The key elements were compact cranks, road disc brakes, and tubeless tires. Once that all fell into place the rest was just marketing. All three of my pre-Endpoint “gravel bikes” were hamstrung by lack of decent tubeless tires and all had mechanical discs (one is mechanical ONLY) because of the cable routing.
For a reference point… the first Salsa Warbird dropped in 2013. The same year as the Vaya… and same year as the Coffee Grinder MFers.
The Vaya was 2012 and ironically, the Civia Bryant was 2011 and that thing was the test mule for much of my fooling around that led to my custom Indy Fabs and then to Endpoint.
Diverge didn’t happen until the 2015 model year. This likely means they probably started designing it the second Salsa released the Warbird.
yep we definitely have FSA to thank for 110bcd road compacts, they made an infinite variety of them at exactly the right time and were OEM on a ton of complete bikes
Alex Wetmore ATMO. His blog, comments on the iBob list, and general nerdedy around front loading/low trail/nice tubing/wide tires was quite influential to my view.
And there’s a nexus there with threads touching Rawland, Kogswell, Jan, John Speare and Elephant, Fred, Cycle Fab, etc.

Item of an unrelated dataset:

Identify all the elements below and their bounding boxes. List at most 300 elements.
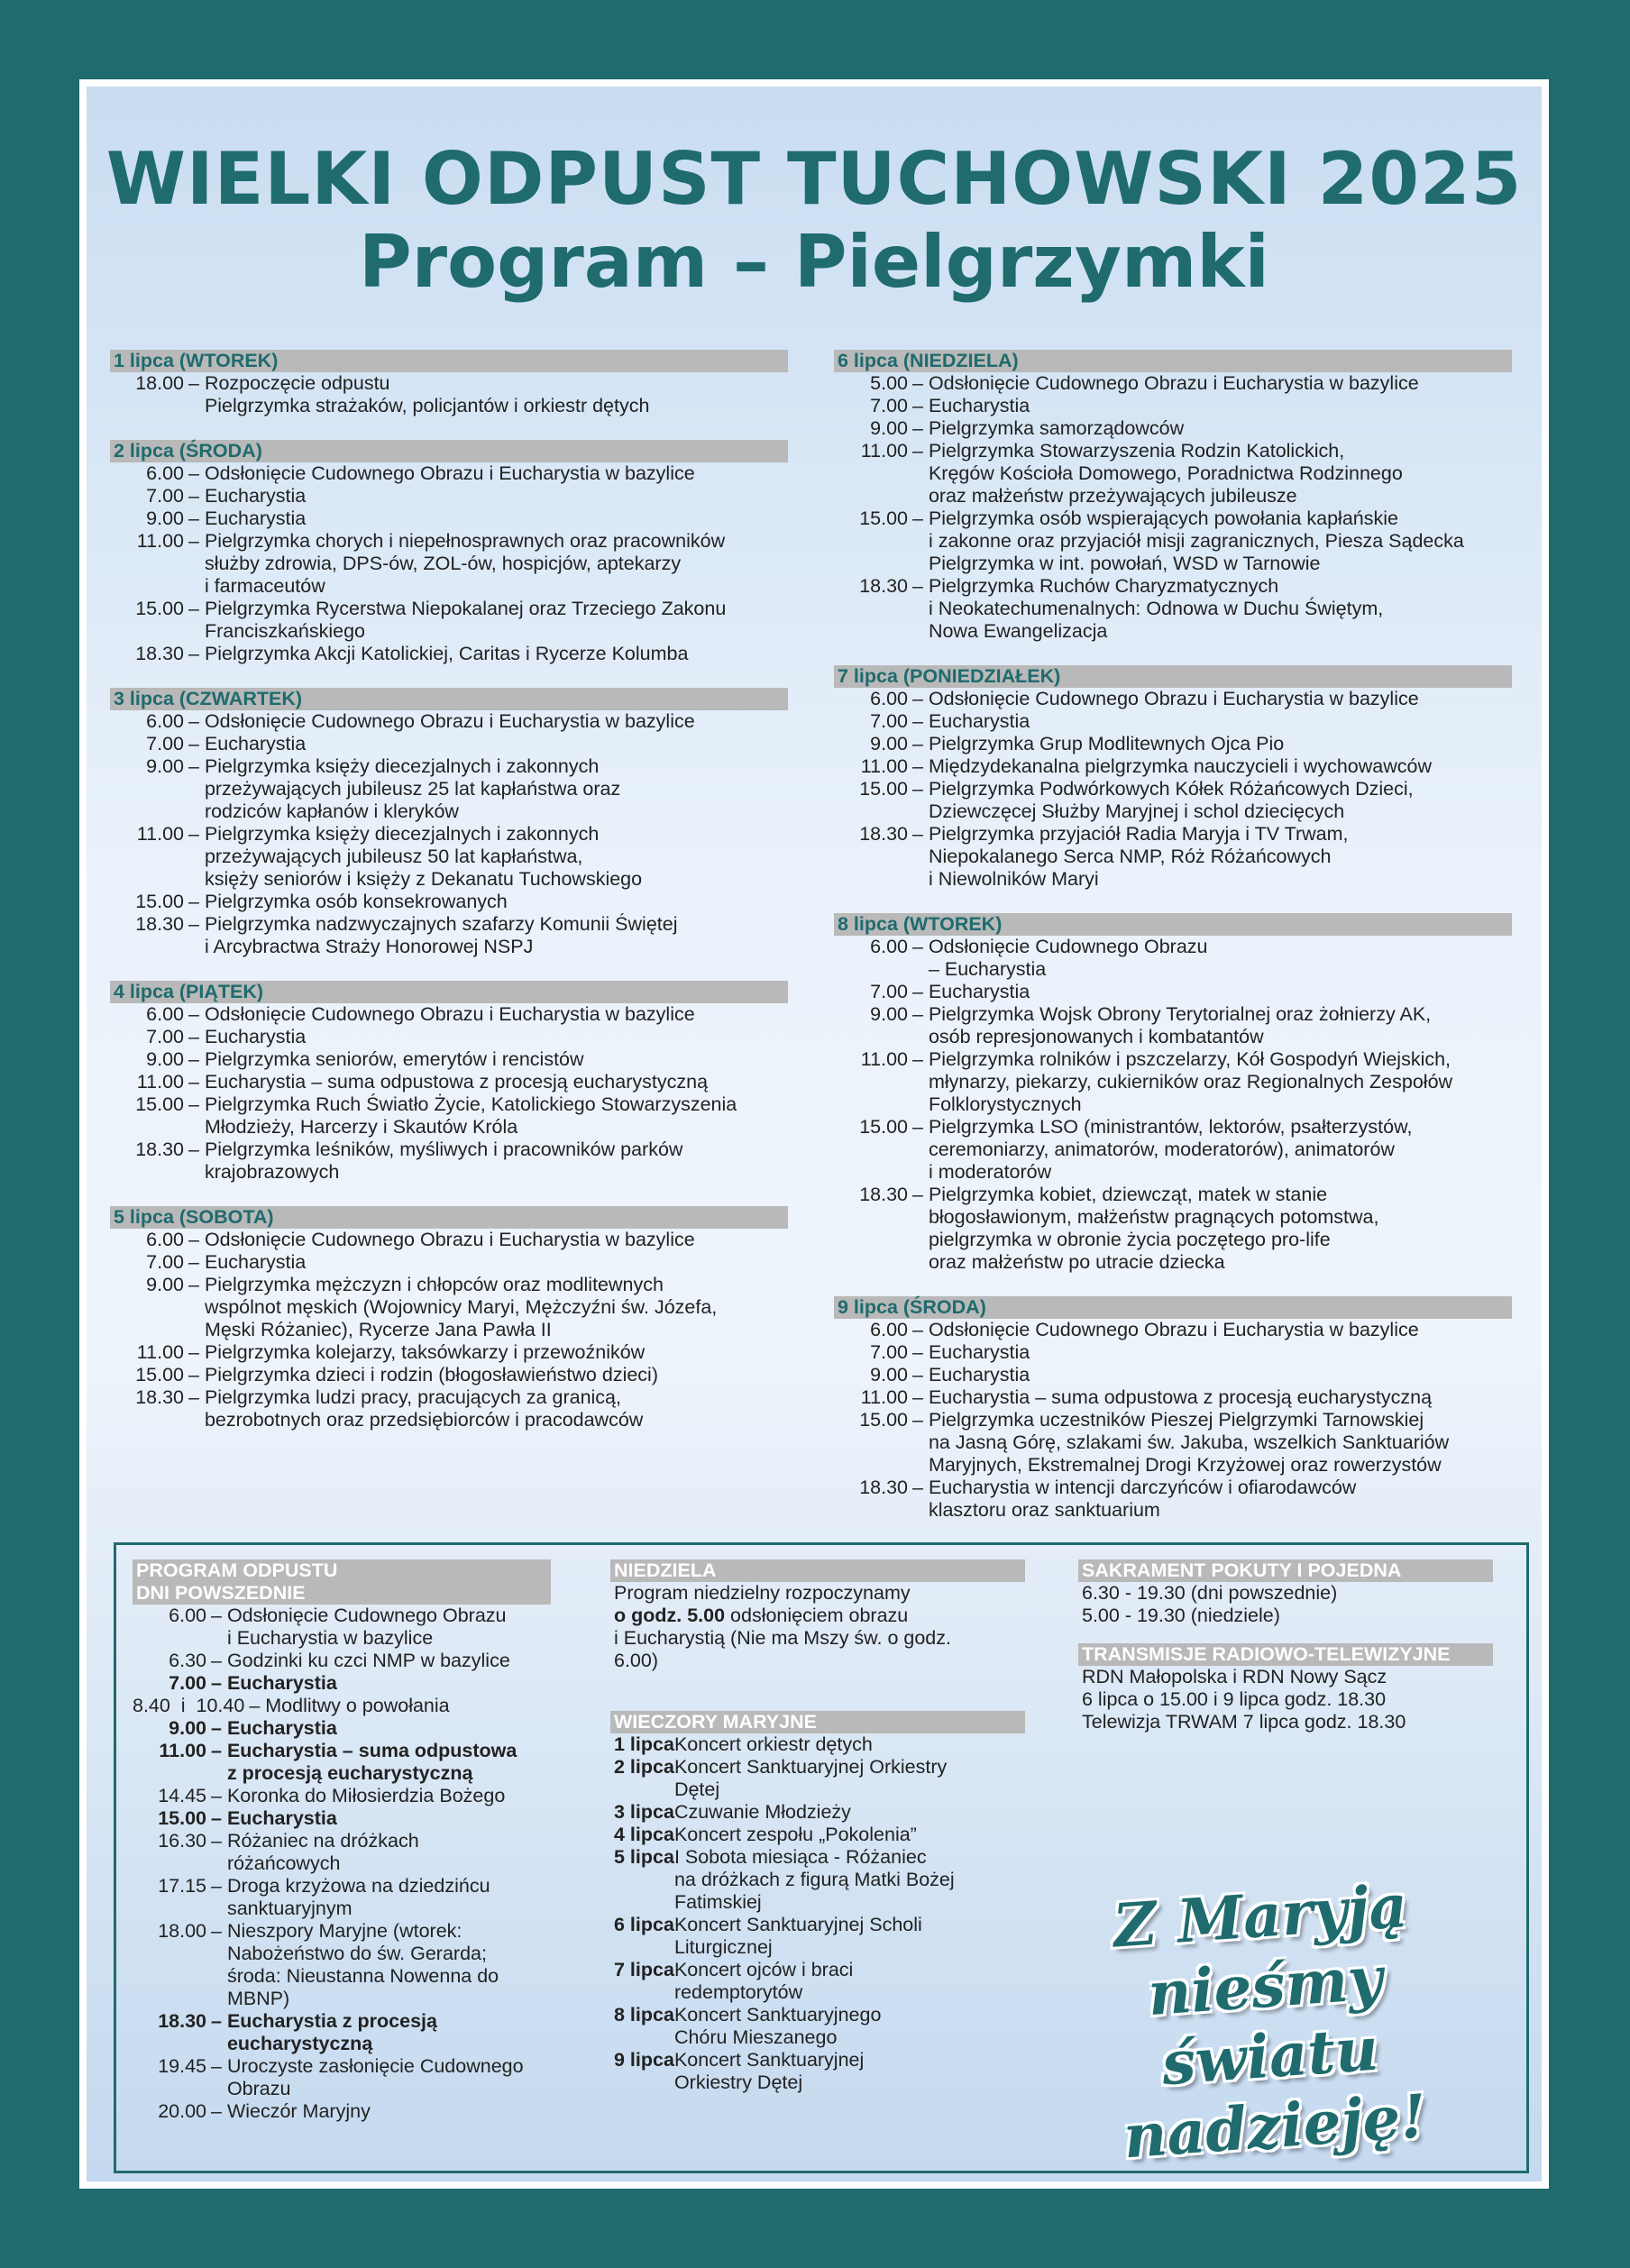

And then VBQ (now just BQ) which was interesting imo because tho it wasn’t quite gravel racing, Jan’s focus on randonneuring and setting “fast times” and riding gravel roads was at least adjacent to full on gravel racing.
pre-subcompact cranks, there were a not-insignificant-number of people out there running road triples. A 50/39/30 triple + an MTB dangler with an 11-32 or 11-34 cassette was not an uncommon setup in the midwest gravel grinder circles.
Yeah, Shimano didn’t have a compact double until the Ultegra 6650/105 5650 cranks in ~2007.
oh it’s weirder than this. Some of the more recent bikes had 31.8mm TTs and DTs, both 1.0/0.7 single butted (thick end against the head tube). A buddy of mine bought an ultrasonic wall thickness gauge and we were scratching our heads over the Rivs we sampled.